The Blue Devils head into the spring season with two outstanding options in the nets, and Church could not be happier.
“They’ve been waiting for this opportunity,” Church said. “They’ve trained hard, they’ve worked hard in the weight room and they’ve worked hard with the coach for speed and agility. We believe in both of those goalkeepers. We think they are going to keep the high standard of goalkeeping that we’ve had the last 12 years that we’ve been here. Every player on our team really believes in both of these players and they will continue to do an outstanding job.”
In the end, Thomas and Kershner just need an opportunity.

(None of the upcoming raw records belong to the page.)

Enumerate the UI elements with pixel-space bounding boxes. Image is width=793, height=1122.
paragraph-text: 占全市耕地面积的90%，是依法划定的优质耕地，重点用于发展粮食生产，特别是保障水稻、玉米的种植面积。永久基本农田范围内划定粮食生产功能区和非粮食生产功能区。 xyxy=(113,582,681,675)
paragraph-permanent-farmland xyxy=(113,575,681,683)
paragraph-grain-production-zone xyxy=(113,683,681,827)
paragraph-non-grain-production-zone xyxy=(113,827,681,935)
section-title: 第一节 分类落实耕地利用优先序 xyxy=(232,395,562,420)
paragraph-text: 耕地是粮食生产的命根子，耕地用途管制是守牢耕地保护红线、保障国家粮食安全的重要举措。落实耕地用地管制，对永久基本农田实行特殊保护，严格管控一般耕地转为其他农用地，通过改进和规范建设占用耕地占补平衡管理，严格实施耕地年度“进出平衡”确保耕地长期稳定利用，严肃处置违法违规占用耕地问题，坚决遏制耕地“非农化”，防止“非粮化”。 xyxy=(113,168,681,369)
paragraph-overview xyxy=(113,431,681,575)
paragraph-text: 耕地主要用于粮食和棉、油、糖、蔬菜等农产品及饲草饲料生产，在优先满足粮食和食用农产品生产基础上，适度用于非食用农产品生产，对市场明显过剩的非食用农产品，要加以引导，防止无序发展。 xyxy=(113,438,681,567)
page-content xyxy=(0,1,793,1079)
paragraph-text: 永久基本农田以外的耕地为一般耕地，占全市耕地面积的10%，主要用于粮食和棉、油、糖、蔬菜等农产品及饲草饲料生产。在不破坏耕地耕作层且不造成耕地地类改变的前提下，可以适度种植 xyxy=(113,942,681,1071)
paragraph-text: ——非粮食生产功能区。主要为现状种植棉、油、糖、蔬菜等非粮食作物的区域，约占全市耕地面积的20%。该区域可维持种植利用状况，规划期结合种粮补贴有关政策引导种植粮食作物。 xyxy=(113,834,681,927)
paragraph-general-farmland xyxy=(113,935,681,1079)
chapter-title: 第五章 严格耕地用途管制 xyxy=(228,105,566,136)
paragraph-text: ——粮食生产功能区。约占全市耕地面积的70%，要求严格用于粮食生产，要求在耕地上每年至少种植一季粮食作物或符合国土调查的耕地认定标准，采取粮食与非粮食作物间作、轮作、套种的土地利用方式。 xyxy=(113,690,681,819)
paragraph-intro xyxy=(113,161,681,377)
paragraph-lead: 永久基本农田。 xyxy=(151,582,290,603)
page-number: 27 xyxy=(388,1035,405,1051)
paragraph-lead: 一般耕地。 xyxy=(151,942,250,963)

When playing behind someone like Campbell, who has logged over 8,000 career minutes and was described by Church as “one of the best goalkeepers we have ever had,” it is easy to begin to doubt yourself, but both Thomas and Kershner feel nothing but excitement.
“Having not gotten the opportunity yet and coming up on my senior year, it is a little different experience than I necessarily anticipated,” Thomas said. “I think in a way that creates more excitement and more ‘I am ready for this, I can’t wait to have this opportunity, I have sat the bench for three years, I can do this, I am ready for this.’ I think both Ali and I are both really excited. Ali and I are ready to have fun and embrace the opportunity.”
Finding a balance between being competitive and being good teammates is difficult for many programs, but Church has created a culture at Duke in which players realize and embrace that healthy competition is good for any team.”
“Meghan and I just need an opportunity, because we both have the capabilities or we wouldn’t be here,” said Kershner. “I think we are both excited. Obviously we are both going to be fighting for that starting role and it is going to be very competitive, but I think that is how it is supposed to be. That’s how we are going to get better and that’s how we are going to help our team. That is the whole culture on the team, there is not a single person who slacks off. We are always doing extra work. There is always someone in the weight room, there’s always someone getting extra touches on the ball outside and when you are in that type of environment you realize, you better be doing that stuff or you’re going to get passed.”